By N.T. Wright Reviewed by Andrew Davis
HarperSanFrancisco, 2006, 256 pp., $22.95
It is the unique privilege and responsibility of every generation of Christians to explain Christian faith—the eternal gospel of Jesus Christ—clearly and simply to the unbelievers with whom they share their time on the earth. It is also entrusted to every generation of Christians to protect that eternal message from corruption. The first of these two responsibilities is extramural, and causes us to probe the minds and hearts of our unbelieving neighbors to see what unique obstacles Satan has erected that make the gospel unintelligible to them. The second of these is intramural, and causes us to study the words we use to articulate the unchanging gospel and to align those words with the perfectly straight canon of Scripture to be sure they are faithful and true. Christianity must be simply explained, but it must be done in a way that is faithful to the Scripture. Otherwise, it will be simply damaging.

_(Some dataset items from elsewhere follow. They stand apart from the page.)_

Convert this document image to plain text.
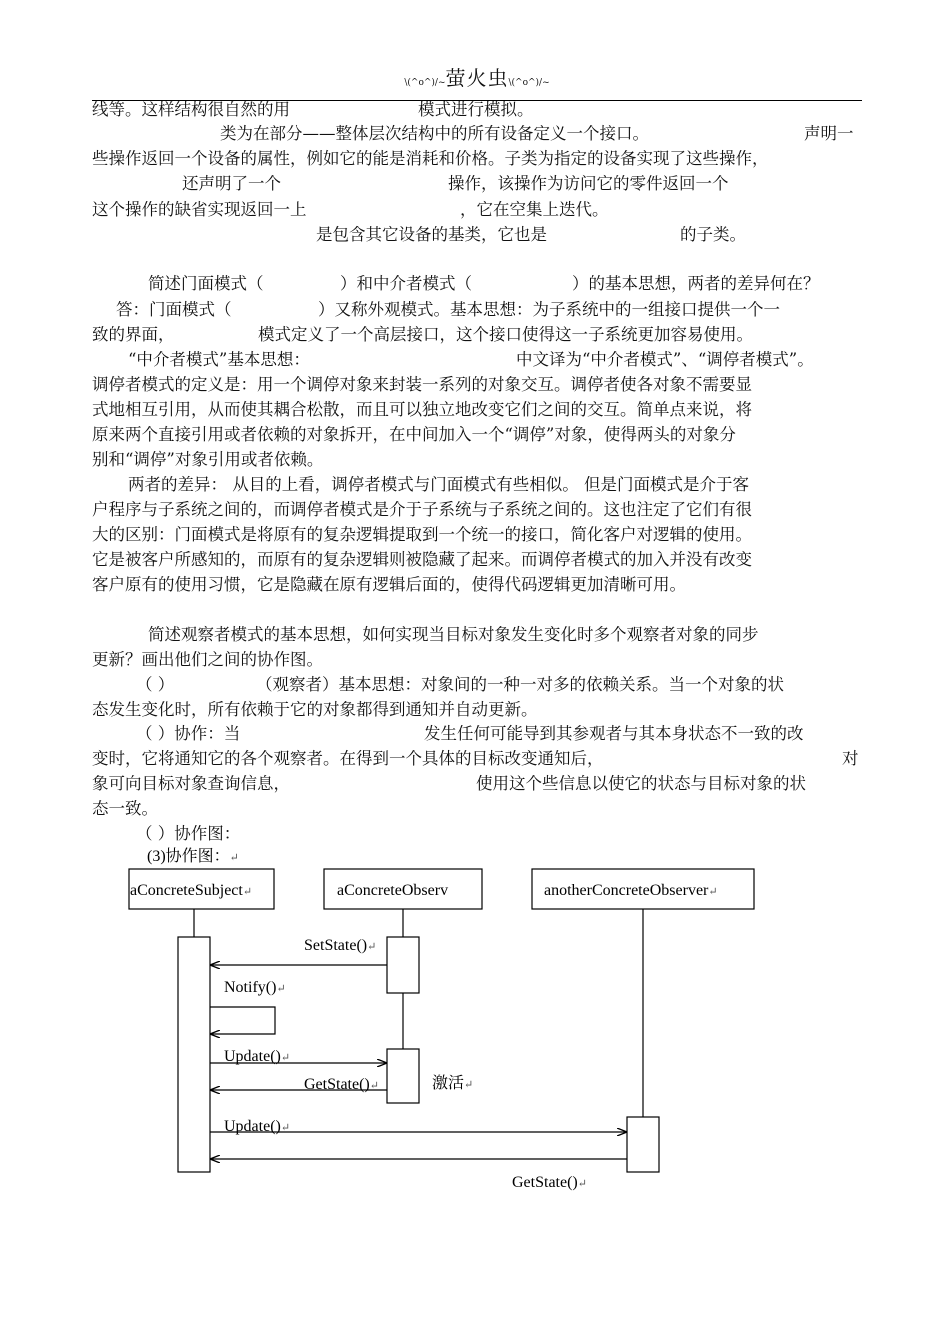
\(^o^)/~萤火虫\(^o^)/~
线等。这样结构很自然的用	模式进行模拟。
类为在部分——整体层次结构中的所有设备定义一个接口。	声明一
些操作返回一个设备的属性，例如它的能是消耗和价格。子类为指定的设备实现了这些操作，
还声明了一个	操作，该操作为访问它的零件返回一个
这个操作的缺省实现返回一上	，它在空集上迭代。
是包含其它设备的基类，它也是	的子类。
简述门面模式（	）和中介者模式（	）的基本思想，两者的差异何在？
答：门面模式（	）又称外观模式。基本思想：为子系统中的一组接口提供一个一
致的界面，	模式定义了一个高层接口，这个接口使得这一子系统更加容易使用。
“中介者模式”基本思想：	中文译为“中介者模式”、“调停者模式”。
调停者模式的定义是：用一个调停对象来封装一系列的对象交互。调停者使各对象不需要显
式地相互引用，从而使其耦合松散，而且可以独立地改变它们之间的交互。简单点来说，将
原来两个直接引用或者依赖的对象拆开，在中间加入一个“调停”对象，使得两头的对象分
别和“调停”对象引用或者依赖。
两者的差异： 从目的上看，调停者模式与门面模式有些相似。 但是门面模式是介于客
户程序与子系统之间的，而调停者模式是介于子系统与子系统之间的。这也注定了它们有很
大的区别：门面模式是将原有的复杂逻辑提取到一个统一的接口，简化客户对逻辑的使用。
它是被客户所感知的，而原有的复杂逻辑则被隐藏了起来。而调停者模式的加入并没有改变
客户原有的使用习惯，它是隐藏在原有逻辑后面的，使得代码逻辑更加清晰可用。
简述观察者模式的基本思想，如何实现当目标对象发生变化时多个观察者对象的同步
更新？画出他们之间的协作图。
（ ）	（观察者）基本思想：对象间的一种一对多的依赖关系。当一个对象的状
态发生变化时，所有依赖于它的对象都得到通知并自动更新。
（ ）协作：当	发生任何可能导到其参观者与其本身状态不一致的改
变时，它将通知它的各个观察者。在得到一个具体的目标改变通知后，	对
象可向目标对象查询信息，	使用这个些信息以使它的状态与目标对象的状
态一致。
（ ）协作图：
(3)协作图：↵
aConcreteSubject↵	aConcreteObserv	anotherConcreteObserver↵
SetState()↵
Notify()↵
Update()↵
GetState()↵	激活↵
Update()↵
GetState()↵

Many experts are promoting N.T. Wright’s Simply Christian as a primary resource for explaining Christianity to skeptics and unbelievers. The dustcover promised “This will become a classic.” Christianity Today heralded it as a worthy successor to C.S. Lewis’s Mere Christianity as a ready-made tool to slip into the hands of unbelieving coworkers. While such tools are extremely helpful in our evangelistic mission, it is essential that they be faithful to the biblical articulation of the gospel. If the tools we use contain errors, faulty articulations, misleading images and analogies, and harmful oversimplifications, then they do more harm than good. This is especially true if such a book becomes a “classic,” trusted and embraced by a majority of the gospel-loving church.